In two weeks, the annual shopping standoff begins: The holiday season will kick off with the traditional Black Friday specials, and consumers will speak with their wallets about their confidence in their personal financial outlooks, and the US economy.
The National Retail Federation and the International Council of Shopping Centers are both forecasting modest year-over-year gains in holiday sales. Economists at the NRF said they expect a 2.8 percent increase in retail industry sales in the months of November and December. Their forecast includes sales at discount, department, grocery and specialty stores, and exclude sales from outlets such as automotive dealers, gas stations and restaurants.
The ICSC said its metric of industry performance, shopping-center sales, will increase by 2.2 percent during the two-month holiday period.
Both of those forecasts are about half of the gains experienced during last year’s season, when sales had an unexpectedly robust increase amid optimism about the economic recovery. As confidence in that recovery has declined, retailers have tightened inventories in the expectation that consumers will spend less than last year, and will be hunting hard for bargains.
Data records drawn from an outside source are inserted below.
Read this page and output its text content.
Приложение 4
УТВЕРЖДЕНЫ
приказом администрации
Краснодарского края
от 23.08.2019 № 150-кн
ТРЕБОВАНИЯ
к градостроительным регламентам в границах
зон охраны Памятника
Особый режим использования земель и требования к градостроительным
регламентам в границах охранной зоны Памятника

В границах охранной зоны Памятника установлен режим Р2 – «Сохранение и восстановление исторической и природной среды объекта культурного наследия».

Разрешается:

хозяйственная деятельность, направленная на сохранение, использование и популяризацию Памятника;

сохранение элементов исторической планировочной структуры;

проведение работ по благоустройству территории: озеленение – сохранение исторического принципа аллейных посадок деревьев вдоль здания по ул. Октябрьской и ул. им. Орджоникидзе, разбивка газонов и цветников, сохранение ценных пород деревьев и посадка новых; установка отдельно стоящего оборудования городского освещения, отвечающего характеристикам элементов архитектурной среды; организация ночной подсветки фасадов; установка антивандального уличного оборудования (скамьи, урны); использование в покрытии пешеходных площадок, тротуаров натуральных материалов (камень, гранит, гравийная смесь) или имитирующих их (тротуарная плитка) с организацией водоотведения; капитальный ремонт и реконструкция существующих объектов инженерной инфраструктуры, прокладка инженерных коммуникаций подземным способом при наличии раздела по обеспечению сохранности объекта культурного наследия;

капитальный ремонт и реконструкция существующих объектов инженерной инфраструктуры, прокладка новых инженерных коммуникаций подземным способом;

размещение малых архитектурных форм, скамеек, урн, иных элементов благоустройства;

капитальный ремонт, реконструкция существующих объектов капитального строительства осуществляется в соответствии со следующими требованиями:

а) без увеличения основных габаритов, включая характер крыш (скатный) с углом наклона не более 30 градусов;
Their outlook was reinforced in October by slow sales numbers that missed Wall Street expectations.
In my years covering retail sales as a reporter, one of the things I always found fascinating was the mix of products consumers would buy during the holiday season, and what they were willing to splurge on even if they were tightening their budgets.
Is this going to be an electronics Christmas, a clothing Christmas or a toy Christmas?
What are your plans for holiday shopping this year?